Android OEMs haven’t captured meaningful market share in the $600+ segment, so I’m not expecting meaningful defections from Apple due to supply shortages.
Chinese consumers that buy at the high-end of the market are more likely to wait for supply to free up, as opposed to buying from a different brand given the obsession over “brand image.” While cannibalization from cheaper phone brands remains a distinct possibility, the extreme high-end of the Chinese consumer base that can afford an $800 phone will stick with Apple whereas the emerging middle class will adopt cheaper domestic brands. Since both consumer segments are growing, I believe that Apple can grow its Chinese installed base organically.

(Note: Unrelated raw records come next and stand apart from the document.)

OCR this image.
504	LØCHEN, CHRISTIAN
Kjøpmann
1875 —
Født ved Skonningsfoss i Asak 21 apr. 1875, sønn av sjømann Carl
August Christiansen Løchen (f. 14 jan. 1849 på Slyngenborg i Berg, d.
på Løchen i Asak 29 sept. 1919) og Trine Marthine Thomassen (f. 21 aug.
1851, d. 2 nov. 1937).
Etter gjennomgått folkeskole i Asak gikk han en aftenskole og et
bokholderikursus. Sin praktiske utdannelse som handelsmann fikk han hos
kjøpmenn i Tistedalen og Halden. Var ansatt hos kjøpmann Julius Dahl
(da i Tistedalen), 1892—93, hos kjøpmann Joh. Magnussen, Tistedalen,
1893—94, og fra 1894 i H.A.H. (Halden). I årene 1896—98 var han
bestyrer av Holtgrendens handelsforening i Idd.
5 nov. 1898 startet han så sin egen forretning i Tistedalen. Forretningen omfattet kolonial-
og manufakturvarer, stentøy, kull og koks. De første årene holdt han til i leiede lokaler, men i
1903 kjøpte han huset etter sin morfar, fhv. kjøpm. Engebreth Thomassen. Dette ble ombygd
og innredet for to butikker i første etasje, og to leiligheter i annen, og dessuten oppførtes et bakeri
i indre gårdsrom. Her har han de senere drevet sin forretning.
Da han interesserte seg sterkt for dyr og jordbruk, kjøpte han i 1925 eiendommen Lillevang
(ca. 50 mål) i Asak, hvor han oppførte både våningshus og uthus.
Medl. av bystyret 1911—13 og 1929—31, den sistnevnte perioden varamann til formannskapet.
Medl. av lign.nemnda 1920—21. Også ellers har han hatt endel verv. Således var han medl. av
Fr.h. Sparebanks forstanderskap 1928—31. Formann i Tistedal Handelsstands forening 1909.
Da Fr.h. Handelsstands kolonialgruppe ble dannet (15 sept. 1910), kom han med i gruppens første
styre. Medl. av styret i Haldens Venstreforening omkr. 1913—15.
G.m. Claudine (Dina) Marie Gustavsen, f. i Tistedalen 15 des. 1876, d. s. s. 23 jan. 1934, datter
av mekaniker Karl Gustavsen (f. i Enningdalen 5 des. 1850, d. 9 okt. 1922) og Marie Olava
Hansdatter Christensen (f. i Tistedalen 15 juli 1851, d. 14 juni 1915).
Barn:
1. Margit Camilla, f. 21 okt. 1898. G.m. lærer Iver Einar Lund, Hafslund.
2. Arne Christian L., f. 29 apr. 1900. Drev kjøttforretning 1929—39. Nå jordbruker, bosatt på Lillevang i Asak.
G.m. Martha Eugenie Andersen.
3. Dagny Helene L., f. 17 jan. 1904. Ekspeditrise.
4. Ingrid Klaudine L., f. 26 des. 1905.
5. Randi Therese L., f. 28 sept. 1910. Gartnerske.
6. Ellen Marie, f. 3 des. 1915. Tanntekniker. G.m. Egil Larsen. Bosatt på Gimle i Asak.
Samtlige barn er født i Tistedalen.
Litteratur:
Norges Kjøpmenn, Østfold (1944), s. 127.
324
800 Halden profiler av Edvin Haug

I maintain the stance that Apple will outperform this year, as the next quarterly earnings will provide greater visibility on channel inventory, demand, and pass-through from Q1’17.
And while some may wait for the 10-year anniversary of iPhone, I believe the aged installed base will grow impatient and buy the iPhone 7/7 Plus anyway. Sure, the next generation model will provide meaningful feature improvements (assuming rumors are true), but the degree to which it will delay purchases of the current generation model seems overstated given current retail channel checks.